Compressive Learning of Generative Networks
Generative networks implicitly approximate complex densities from their sampling with impressive accuracy. However, because of the enormous scale of modern datasets, this training process is often computationally expensive. We cast generative network training into the recent framework of compressive learning: we reduce the computational burden of large-scale datasets by first harshly compressing them in a single pass as a single sketch vector. We then propose a cost function, which approximates the Maximum Mean Discrepancy metric, but requires only this sketch, which makes it time- and memory-efficient to optimize.
These last few years, data-driven methods took over the state-of-the-art in a staggering amount of research and engineering applications. This success owes to a combination of two factors: machine learning models that combine expressive power and good generalization properties (e.g., deep neural networks), and unprecedented availability of training data in enormous quantities.
Among such models, generative networks (GNs) received a significant amount of interest for their ability to embed data-driven priors in general applications, e.g., for solving inverse problems such as super-resolution, deconvolution, inpainting, or compressive sensing to name a few [bora2017compressed, mardani2017deep, rick2017one, Lucas_2018]. As explained in Sec. 2, GNs are deep neural networks (DNNs) trained to generate samples that mimic those available in a given dataset.

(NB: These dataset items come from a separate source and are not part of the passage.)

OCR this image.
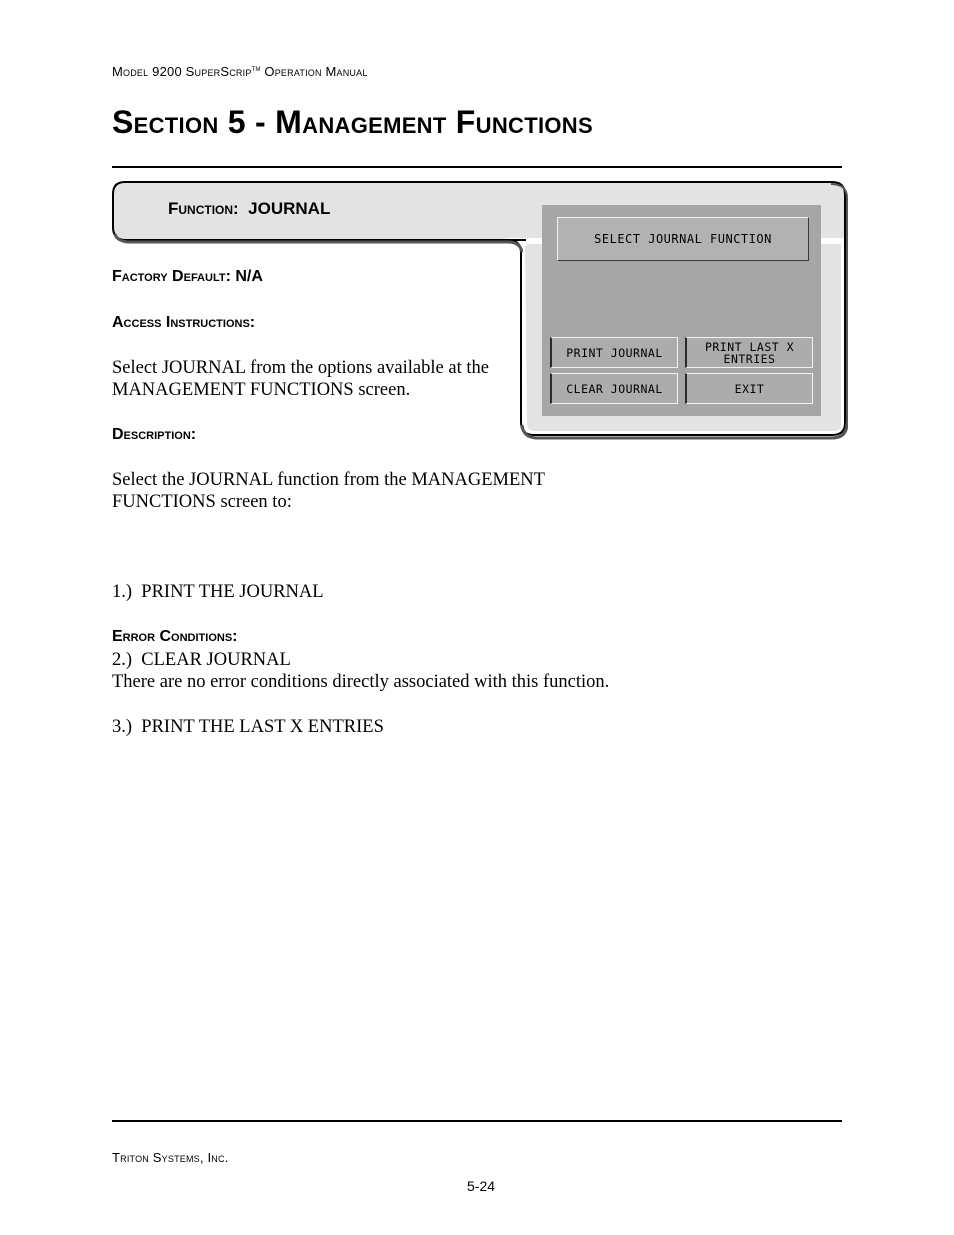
Model 9200 SuperScrip™ Operation Manual
Section 5 - Management Functions
Function: JOURNAL
SELECT JOURNAL FUNCTION
PRINT JOURNAL	PRINT LAST X
ENTRIES
CLEAR JOURNAL	EXIT
Factory Default: N/A
Access Instructions:
Select JOURNAL from the options available at the
MANAGEMENT FUNCTIONS screen.
Description:
Select the JOURNAL function from the MANAGEMENT
FUNCTIONS screen to:

1.)  PRINT THE JOURNAL

2.)  CLEAR JOURNAL

3.)  PRINT THE LAST X ENTRIES

Error Conditions:
There are no error conditions directly associated with this function.
Triton Systems, Inc.
5-24
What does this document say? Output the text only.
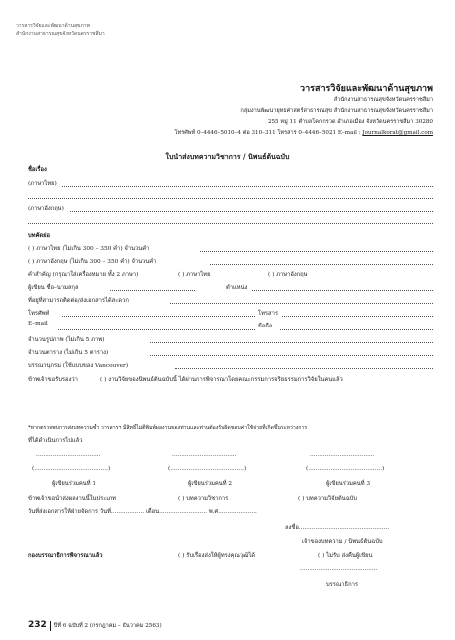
วารสารวิจัยและพัฒนาด้านสุขภาพ
สำนักงานสาธารณสุขจังหวัดนครราชสีมา
วารสารวิจัยและพัฒนาด้านสุขภาพ
สำนักงานสาธารณสุขจังหวัดนครราชสีมา
กลุ่มงานพัฒนายุทธศาสตร์สาธารณสุข สำนักงานสาธารณสุขจังหวัดนครราชสีมา
255 หมู่ 11 ตำบลโคกกรวด อำเภอเมือง จังหวัดนครราชสีมา 30280
โทรศัพท์ 0–4446–5010–4 ต่อ 310–311 โทรสาร 0–4446–5021 E–mail : Journalkorat@gmail.com
ใบนำส่งบทความวิชาการ / นิพนธ์ต้นฉบับ
ชื่อเรื่อง
(ภาษาไทย)
(ภาษาอังกฤษ)
บทคัดย่อ
( ) ภาษาไทย (ไม่เกิน 300 – 350 คำ) จำนวนคำ
( ) ภาษาอังกฤษ (ไม่เกิน 300 – 350 คำ) จำนวนคำ
คำสำคัญ (กรุณาใส่เครื่องหมาย ทั้ง 2 ภาษา)	( ) ภาษาไทย	( ) ภาษาอังกฤษ
ผู้เขียน ชื่อ–นามสกุล	ตำแหน่ง
ที่อยู่ที่สามารถติดต่อ/ส่งเอกสารได้สะดวก
โทรศัพท์	โทรสาร
E–mail	มือถือ
จำนวนรูปภาพ (ไม่เกิน 5 ภาพ)
จำนวนตาราง (ไม่เกิน 5 ตาราง)
บรรณานุกรม (ใช้แบบของ Vancouver)
ข้าพเจ้าขอรับรองว่า	( ) งานวิจัยของนิพนธ์ต้นฉบับนี้ ได้ผ่านการพิจารณาโดยคณะกรรมการจริยธรรมการวิจัยในคนแล้ว
*หากตรวจพบการส่งบทความซ้ำ วารสารฯ มีสิทธิ์ไม่ตีพิมพ์ผลงานของท่านและท่านต้องรับผิดชอบค่าใช้จ่ายที่เกิดขึ้นระหว่างการ
ที่ได้ดำเนินการไปแล้ว
...................................	...................................	...................................
(........................................)	(........................................)	(........................................)
ผู้เขียนร่วมคนที่ 1	ผู้เขียนร่วมคนที่ 2	ผู้เขียนร่วมคนที่ 3
ข้าพเจ้าขอนำส่งผลงานนี้ในประเภท	( ) บทความวิชาการ	( ) บทความวิจัยต้นฉบับ
วันที่ส่งเอกสารให้ฝ่ายจัดการ วันที่.................. เดือน.......................... พ.ศ.....................
ลงชื่อ.................................................
เจ้าของบทความ / นิพนธ์ต้นฉบับ
กองบรรณาธิการพิจารณาแล้ว	( ) รับเรื่องส่งให้ผู้ทรงคุณวุฒิได้	( ) ไม่รับ ส่งคืนผู้เขียน
..........................................
บรรณาธิการ
232 ปีที่ 6 ฉบับที่ 2 (กรกฎาคม – ธันวาคม 2563)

By minimizing some well-crafted cost-function at the training, these networks implicitly learn the probability distribution synthesizing this dataset; passing randomly generated low-dimensional inputs through to the GN then generates new high-dimensional samples.

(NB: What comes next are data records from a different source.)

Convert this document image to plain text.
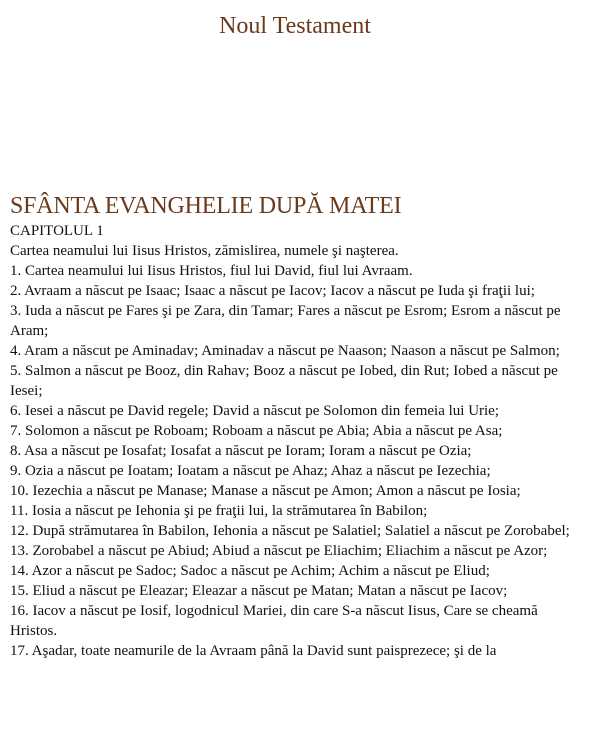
Noul Testament
SFÂNTA EVANGHELIE DUPĂ MATEI
CAPITOLUL 1
Cartea neamului lui Iisus Hristos, zămislirea, numele şi naşterea.
1. Cartea neamului lui Iisus Hristos, fiul lui David, fiul lui Avraam.
2. Avraam a născut pe Isaac; Isaac a născut pe Iacov; Iacov a născut pe Iuda şi fraţii lui;
3. Iuda a născut pe Fares şi pe Zara, din Tamar; Fares a născut pe Esrom; Esrom a născut pe Aram;
4. Aram a născut pe Aminadav; Aminadav a născut pe Naason; Naason a născut pe Salmon;
5. Salmon a născut pe Booz, din Rahav; Booz a născut pe Iobed, din Rut; Iobed a născut pe Iesei;
6. Iesei a născut pe David regele; David a născut pe Solomon din femeia lui Urie;
7. Solomon a născut pe Roboam; Roboam a născut pe Abia; Abia a născut pe Asa;
8. Asa a născut pe Iosafat; Iosafat a născut pe Ioram; Ioram a născut pe Ozia;
9. Ozia a născut pe Ioatam; Ioatam a născut pe Ahaz; Ahaz a născut pe Iezechia;
10. Iezechia a născut pe Manase; Manase a născut pe Amon; Amon a născut pe Iosia;
11. Iosia a născut pe Iehonia şi pe fraţii lui, la strămutarea în Babilon;
12. După strămutarea în Babilon, Iehonia a născut pe Salatiel; Salatiel a născut pe Zorobabel;
13. Zorobabel a născut pe Abiud; Abiud a născut pe Eliachim; Eliachim a născut pe Azor;
14. Azor a născut pe Sadoc; Sadoc a născut pe Achim; Achim a născut pe Eliud;
15. Eliud a născut pe Eleazar; Eleazar a născut pe Matan; Matan a născut pe Iacov;
16. Iacov a născut pe Iosif, logodnicul Mariei, din care S-a născut Iisus, Care se cheamă Hristos.
17. Aşadar, toate neamurile de la Avraam până la David sunt paisprezece; şi de la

In generative adversarial networks (GANs) this cost is dictated by a discriminator network that classifies real (training) and fake (generated) examples, the generative and the discriminator networks being learned simultaneously in a two-player zero-sum game [goodfellow2014generative]. While GANs are the golden standard, achieving the state-of-the-art for a wide variety of tasks, they are notoriously hard to learn due to the need to balance carefully the training of the two networks.

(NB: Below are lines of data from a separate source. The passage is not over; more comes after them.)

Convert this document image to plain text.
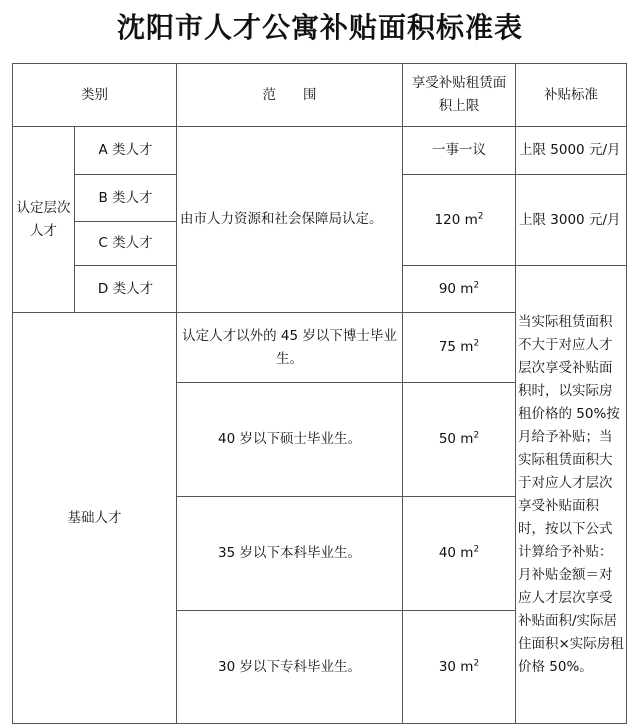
沈阳市人才公寓补贴面积标准表
类别		范　　围	享受补贴租赁面积上限	补贴标准
认定层次人才	A 类人才	由市人力资源和社会保障局认定。	一事一议	上限 5000 元/月
	B 类人才		120 $m^2$	上限 3000 元/月
	C 类人才			
	D 类人才		90 $m^2$	当实际租赁面积不大于对应人才层次享受补贴面积时，以实际房租价格的 50%按月给予补贴；当实际租赁面积大于对应人才层次享受补贴面积时，按以下公式计算给予补贴：月补贴金额＝对应人才层次享受补贴面积/实际居住面积×实际房租价格 50%。
基础人才		认定人才以外的 45 岁以下博士毕业生。	75 $m^2$
		40 岁以下硕士毕业生。	50 $m^2$
		35 岁以下本科毕业生。	40 $m^2$
		30 岁以下专科毕业生。	30 $m^2$
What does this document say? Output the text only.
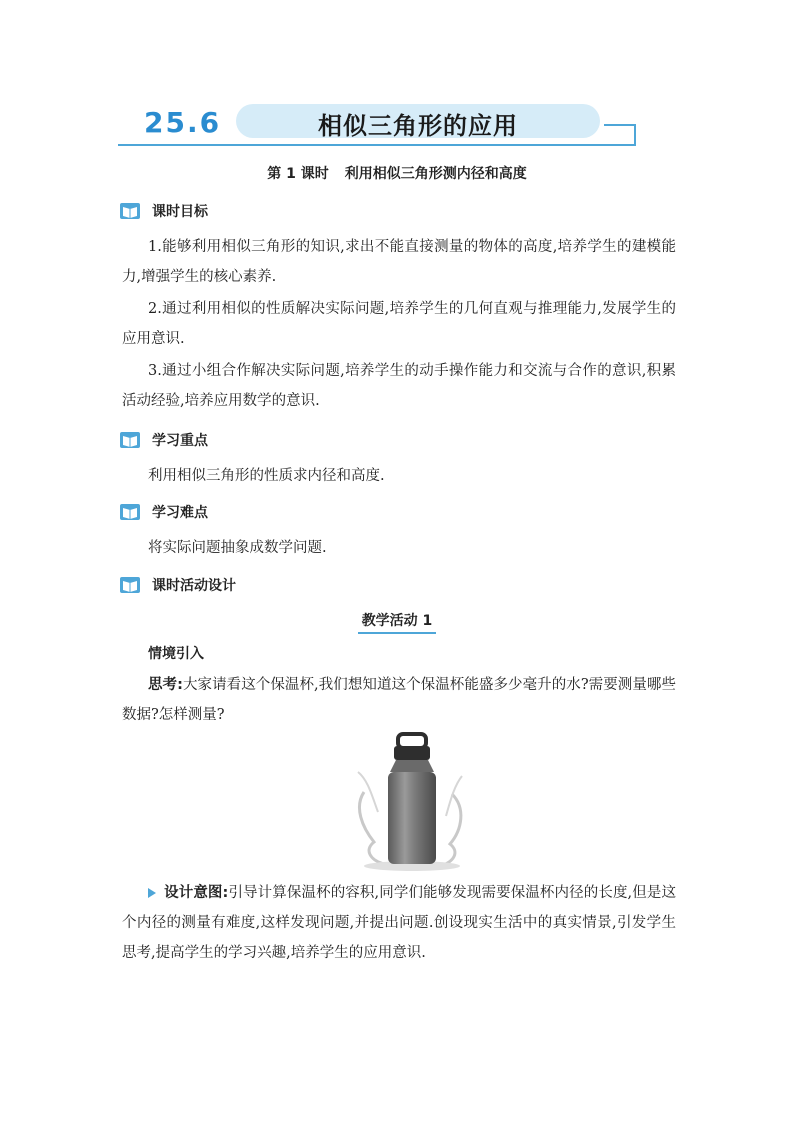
25.6	相似三角形的应用
第 1 课时 利用相似三角形测内径和高度
课时目标
1.能够利用相似三角形的知识,求出不能直接测量的物体的高度,培养学生的建模能力,增强学生的核心素养.
2.通过利用相似的性质解决实际问题,培养学生的几何直观与推理能力,发展学生的应用意识.
3.通过小组合作解决实际问题,培养学生的动手操作能力和交流与合作的意识,积累活动经验,培养应用数学的意识.
学习重点
利用相似三角形的性质求内径和高度.
学习难点
将实际问题抽象成数学问题.
课时活动设计
教学活动 1
情境引入
思考:大家请看这个保温杯,我们想知道这个保温杯能盛多少毫升的水?需要测量哪些数据?怎样测量?
设计意图:引导计算保温杯的容积,同学们能够发现需要保温杯内径的长度,但是这个内径的测量有难度,这样发现问题,并提出问题.创设现实生活中的真实情景,引发学生思考,提高学生的学习兴趣,培养学生的应用意识.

MMD-GNs minimize the simpler Maximum Mean Discrepancy (MMD) cost function [li2015generative, dziugaite2015training], i.e., a “kernelized” distance measuring the similarity of generated and real samples. Although training MMD-GNs is conceptually simpler than GANs — we can resort to simple gradient descent-based solvers (e.g., SGD) — its computational complexity scales poorly with large-scale datasets: each iteration necessitates numerous (typically of the order of thousands) accesses to the whole dataset. This severely limits the practical use of MMD-GNs [arjovsky2017wasserstein].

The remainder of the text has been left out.